Con una conferenza stampa a Palazzo Chigi del 2 maggio, il Presidente del Consiglio Mario Draghi e alcuni Ministri hanno presentato il cosiddetto DL Aiuti. Si tratta di un pacchetto di nuove misure in materia di politiche energetiche nazionali, produttività delle imprese e attrazione degli investimenti, nonché in materia di politiche sociali e di crisi ucraina. Una delle misure principali del Decreto Aiuti è senz’altro il cosiddetto bonus 200 euro (o bonus inflazione) a favore dei cittadini con un reddito sotto i 35 mila euro.

L’obbiettivo di questa misura è quello di sostenere i lavoratori, pensionati e autonomi a fronte dell’impennata dei prezzi e dei costi dell’energia. Purtroppo, però, alcuni osservatori hanno sollevato alcune critiche.

Il presidente di Confindustria, Carlo Bonomi, in una recente intervista a “La Stampa”, ha fortemente criticato il bonus in argomento, sostenendo che lo stesso è insufficiente in un periodo di grave crisi come quello che stiamo vivendo in questi mesi.

Bonus 200 euro, cos’è e a chi spetta?

Il nuovo bonus 200 euro è stato istituito al fine di sostenere i cittadini a fronte dell’impennata dei prezzi e dei costi dell’energia.

Il bonus spetta ai lavoratori dipendenti, autonomi e pensionati che percepiscono un reddito inferiore a 35 mila euro.

I lavoratori dipendenti riceveranno il contributo direttamente in busta paga (tra giugno e luglio) dal proprio datore di lavoro (che poi se lo vedrà rimborsare al primo pagamento utile delle imposte).

Per i pensionati, invece, il bonus sarà erogato direttamente dall’INPS. Non è ancora stato chiarito come lo stesso sarà pagato ai lavoratori autonomi.

Perché l’incentivo contro l’inflazione potrebbe essere un errore?

Per il presidente di Confindustria, Carlo Bonomi, il bonus da 200 euro approvato dal governo Draghi, non è una misura sufficiente. Anzi.

In una intervista rilasciata a “La Stampa”, Bonomi ha spiegato che la sua proposta era un bonus addirittura da 1.223, cioè un mese di salario in più per tutta la vita lavorativa.

“Oggi – continua il presidente di Confindustria – le imprese pagano i due terzi del carico contributivo mentre un terzo è a carico dei lavoratori.
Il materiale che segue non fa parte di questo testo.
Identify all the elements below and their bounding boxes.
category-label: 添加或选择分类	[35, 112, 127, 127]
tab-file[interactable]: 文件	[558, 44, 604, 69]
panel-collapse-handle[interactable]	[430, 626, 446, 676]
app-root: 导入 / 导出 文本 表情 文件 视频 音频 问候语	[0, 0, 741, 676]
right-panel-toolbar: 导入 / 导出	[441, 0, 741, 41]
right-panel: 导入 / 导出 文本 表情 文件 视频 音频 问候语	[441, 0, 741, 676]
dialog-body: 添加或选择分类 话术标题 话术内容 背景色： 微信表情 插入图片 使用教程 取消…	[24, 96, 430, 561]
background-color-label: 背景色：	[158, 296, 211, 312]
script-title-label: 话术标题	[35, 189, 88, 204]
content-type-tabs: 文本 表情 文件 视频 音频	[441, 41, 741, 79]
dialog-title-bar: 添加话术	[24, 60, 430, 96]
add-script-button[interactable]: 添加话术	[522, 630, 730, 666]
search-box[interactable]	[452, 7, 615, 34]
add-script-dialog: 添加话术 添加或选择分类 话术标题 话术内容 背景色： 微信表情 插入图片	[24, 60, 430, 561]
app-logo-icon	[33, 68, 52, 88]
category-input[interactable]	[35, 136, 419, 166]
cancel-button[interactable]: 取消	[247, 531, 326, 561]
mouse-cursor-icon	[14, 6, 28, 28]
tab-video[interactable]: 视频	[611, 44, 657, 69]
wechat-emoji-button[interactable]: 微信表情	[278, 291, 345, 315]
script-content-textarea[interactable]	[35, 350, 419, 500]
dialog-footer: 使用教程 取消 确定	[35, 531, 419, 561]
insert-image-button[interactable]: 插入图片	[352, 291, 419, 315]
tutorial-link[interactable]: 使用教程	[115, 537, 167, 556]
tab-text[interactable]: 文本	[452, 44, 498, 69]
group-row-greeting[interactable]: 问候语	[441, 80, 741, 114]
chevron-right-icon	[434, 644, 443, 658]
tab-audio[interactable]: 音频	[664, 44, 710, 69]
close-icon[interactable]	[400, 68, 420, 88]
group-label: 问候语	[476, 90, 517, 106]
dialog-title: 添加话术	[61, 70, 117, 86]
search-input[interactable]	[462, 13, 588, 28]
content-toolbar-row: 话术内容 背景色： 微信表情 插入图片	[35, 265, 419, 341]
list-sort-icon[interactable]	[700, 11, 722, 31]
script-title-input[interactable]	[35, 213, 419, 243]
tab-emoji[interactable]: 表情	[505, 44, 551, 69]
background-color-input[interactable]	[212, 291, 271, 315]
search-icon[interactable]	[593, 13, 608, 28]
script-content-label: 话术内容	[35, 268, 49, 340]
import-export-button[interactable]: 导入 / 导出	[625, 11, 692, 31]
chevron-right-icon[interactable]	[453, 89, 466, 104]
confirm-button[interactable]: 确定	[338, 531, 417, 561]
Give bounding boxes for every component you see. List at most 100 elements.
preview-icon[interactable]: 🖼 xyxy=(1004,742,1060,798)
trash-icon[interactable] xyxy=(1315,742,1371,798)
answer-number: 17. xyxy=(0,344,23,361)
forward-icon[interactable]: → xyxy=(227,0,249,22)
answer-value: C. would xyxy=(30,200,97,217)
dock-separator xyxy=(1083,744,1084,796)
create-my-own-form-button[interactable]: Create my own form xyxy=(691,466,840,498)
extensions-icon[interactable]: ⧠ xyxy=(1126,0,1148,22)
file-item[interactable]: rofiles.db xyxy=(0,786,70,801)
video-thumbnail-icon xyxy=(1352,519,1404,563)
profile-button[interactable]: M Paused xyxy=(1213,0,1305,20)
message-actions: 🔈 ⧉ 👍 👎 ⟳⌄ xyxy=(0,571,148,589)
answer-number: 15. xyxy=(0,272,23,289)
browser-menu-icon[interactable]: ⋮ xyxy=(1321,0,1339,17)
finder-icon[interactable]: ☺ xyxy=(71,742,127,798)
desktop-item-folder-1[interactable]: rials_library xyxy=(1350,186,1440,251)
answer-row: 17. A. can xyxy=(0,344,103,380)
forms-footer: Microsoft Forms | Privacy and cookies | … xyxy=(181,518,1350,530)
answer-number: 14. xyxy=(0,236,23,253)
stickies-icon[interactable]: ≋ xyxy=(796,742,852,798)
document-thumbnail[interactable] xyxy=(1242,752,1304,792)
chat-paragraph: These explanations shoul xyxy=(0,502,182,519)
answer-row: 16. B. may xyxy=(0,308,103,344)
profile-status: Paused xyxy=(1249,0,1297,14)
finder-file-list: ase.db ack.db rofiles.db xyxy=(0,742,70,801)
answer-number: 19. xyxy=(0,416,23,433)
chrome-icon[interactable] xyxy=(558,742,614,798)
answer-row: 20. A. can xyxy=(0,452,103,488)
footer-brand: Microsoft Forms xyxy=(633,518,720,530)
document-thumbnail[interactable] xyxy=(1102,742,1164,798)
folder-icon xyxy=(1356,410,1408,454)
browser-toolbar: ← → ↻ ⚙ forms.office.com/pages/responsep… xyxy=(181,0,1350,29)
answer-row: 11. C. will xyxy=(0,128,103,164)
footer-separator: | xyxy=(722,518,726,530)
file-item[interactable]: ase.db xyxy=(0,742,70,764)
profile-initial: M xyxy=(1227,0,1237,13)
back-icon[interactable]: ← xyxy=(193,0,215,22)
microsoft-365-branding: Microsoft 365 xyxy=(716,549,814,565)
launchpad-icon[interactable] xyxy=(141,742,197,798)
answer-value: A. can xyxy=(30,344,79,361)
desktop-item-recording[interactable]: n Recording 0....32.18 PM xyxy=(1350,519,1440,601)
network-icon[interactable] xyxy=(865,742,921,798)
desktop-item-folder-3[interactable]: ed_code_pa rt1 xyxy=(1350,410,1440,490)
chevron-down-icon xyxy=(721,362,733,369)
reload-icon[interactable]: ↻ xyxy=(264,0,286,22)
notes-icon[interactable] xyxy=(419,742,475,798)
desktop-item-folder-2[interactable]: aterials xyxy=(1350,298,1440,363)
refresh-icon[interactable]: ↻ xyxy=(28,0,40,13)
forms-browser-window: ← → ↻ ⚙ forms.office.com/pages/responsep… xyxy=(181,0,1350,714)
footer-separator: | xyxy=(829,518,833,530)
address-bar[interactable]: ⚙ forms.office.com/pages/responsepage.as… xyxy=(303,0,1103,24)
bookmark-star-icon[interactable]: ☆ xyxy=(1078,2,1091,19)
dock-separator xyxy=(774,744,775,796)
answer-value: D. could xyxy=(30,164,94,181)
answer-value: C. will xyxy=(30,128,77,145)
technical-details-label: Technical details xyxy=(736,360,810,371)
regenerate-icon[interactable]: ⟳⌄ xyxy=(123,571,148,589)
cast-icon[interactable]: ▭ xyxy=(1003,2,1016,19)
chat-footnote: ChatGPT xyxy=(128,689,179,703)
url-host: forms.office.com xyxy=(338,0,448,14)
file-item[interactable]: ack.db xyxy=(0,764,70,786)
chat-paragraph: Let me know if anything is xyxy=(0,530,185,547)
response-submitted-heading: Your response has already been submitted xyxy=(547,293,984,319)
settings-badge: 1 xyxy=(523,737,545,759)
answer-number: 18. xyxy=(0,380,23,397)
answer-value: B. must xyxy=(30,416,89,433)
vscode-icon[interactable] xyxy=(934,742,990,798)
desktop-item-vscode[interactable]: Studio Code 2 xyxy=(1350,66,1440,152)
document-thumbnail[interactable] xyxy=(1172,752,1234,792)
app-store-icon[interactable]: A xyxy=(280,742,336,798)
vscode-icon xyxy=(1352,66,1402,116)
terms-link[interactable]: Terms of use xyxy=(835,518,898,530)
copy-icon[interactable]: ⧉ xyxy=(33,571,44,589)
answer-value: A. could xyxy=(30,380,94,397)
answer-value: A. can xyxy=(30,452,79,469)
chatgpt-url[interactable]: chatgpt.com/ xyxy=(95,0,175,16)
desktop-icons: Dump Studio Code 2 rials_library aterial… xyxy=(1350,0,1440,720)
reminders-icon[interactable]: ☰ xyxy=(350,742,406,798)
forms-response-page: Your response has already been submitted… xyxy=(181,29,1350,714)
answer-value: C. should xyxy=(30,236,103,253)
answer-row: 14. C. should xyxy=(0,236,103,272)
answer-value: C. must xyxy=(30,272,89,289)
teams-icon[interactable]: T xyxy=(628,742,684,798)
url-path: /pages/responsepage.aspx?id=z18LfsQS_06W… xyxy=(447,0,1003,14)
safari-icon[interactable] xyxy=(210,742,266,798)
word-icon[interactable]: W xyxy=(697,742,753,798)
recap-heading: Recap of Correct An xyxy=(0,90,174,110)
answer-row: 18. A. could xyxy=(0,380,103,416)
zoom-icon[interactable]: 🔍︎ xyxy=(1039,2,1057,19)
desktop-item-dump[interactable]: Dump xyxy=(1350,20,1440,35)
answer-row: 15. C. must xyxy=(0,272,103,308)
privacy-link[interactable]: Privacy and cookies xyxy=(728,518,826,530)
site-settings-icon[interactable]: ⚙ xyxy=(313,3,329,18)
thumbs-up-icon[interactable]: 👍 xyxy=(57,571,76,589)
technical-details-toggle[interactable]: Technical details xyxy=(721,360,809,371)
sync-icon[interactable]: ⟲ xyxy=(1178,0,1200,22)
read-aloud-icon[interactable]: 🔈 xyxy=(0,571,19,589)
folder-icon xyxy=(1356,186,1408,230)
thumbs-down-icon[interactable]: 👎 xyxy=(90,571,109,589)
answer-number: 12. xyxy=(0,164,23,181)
Noi proponiamo, in caso di via libera alla riduzione del cuneo contributivo, di invertire questa quota: due terzi ai dipendenti e un terzo alle imprese. Per noi questa è la strada da seguire e non certo quella della detassazione degli aumenti salariali. Da quando io sono presidente dell’associazione sono stati rinnovati i contratti per 4,7 milioni di addetti sui 5,4 delle imprese di Confindustria”.